Wage garnishment – even the words sound scary. Do you understand how this process works? As an employer, you would do well to not only understand when you are legally required to withhold wages, but to also understand how it affects an employee who is under the gun. Rather than assuming a “they got what’s coming to them” stance, looking at wage garnishment from both sides of the fence allows you to comply with the law and still maintain a productive, healthy environment with your employees.
Wage garnishment can happen as a result of unpaid child support, owed taxes, bankruptcy or some other court-appointed collection of a debt. In the case of ordinary debt, the law protects the garnishee by making sure they can keep a portion of their income, regardless of the amount or type of debt. Generally speaking, the garnishment is restricted to 25% of the gross earnings, or the amount by which an employee’s wages are 30 times greater than minimum wage, whichever is less. In the case of owed child support, the amount that can be garnished is much higher – up to 60% if no other child support is being paid. When it comes to garnishment for the purposes of tax debt or bankruptcy, the higher limits also apply.
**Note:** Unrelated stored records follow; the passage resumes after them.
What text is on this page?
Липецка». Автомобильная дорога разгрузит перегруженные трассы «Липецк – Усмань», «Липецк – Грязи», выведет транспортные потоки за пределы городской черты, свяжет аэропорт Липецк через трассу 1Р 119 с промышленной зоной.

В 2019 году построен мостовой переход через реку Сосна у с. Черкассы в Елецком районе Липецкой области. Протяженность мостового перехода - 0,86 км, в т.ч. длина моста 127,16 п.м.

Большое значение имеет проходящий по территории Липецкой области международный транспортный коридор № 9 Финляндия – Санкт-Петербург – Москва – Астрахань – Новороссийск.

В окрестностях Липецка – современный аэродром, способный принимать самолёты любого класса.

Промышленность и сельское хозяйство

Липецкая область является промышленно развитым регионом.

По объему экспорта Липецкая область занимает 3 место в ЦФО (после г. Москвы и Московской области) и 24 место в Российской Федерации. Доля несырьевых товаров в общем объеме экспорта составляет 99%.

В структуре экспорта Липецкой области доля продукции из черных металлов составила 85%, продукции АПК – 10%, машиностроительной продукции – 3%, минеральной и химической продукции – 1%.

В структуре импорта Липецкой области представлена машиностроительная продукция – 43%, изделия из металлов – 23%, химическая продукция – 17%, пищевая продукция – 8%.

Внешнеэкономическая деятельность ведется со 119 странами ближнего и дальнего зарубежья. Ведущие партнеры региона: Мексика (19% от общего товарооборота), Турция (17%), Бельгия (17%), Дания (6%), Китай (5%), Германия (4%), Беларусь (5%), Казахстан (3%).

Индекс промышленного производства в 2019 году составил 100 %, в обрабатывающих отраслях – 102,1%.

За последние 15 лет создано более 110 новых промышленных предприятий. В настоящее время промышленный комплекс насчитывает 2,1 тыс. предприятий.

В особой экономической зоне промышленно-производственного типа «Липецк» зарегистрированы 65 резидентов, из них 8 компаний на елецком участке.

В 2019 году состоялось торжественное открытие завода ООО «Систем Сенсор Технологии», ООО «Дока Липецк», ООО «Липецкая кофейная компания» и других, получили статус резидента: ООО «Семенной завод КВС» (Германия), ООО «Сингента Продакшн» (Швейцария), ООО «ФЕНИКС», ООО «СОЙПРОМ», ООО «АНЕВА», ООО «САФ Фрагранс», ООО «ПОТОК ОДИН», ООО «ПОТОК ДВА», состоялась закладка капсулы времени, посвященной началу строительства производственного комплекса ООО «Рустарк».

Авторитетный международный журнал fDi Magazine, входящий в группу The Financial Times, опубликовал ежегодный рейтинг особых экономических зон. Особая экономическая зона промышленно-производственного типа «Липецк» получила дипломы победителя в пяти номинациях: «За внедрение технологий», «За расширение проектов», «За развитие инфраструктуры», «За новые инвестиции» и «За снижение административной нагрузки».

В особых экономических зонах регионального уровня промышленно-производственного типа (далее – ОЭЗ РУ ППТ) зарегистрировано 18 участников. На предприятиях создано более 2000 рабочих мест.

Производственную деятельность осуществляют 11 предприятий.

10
As an employer, know that it is illegal to fire someone for an initial wage garnishment. However, if a second or subsequent garnishment takes place, for a different debt, that protection expires. As an employer, you have an obligation to make sure the payment is made on time and to the appropriate place.
The working relationship of an employer with their employees is critical to morale and productivity. Regardless of your personal feelings about wage garnishment, the best interest of your company is to handle things with tact and consideration. Your business will flourish as you maintain your professional relationship with your employees, regardless of their personal financial difficulties.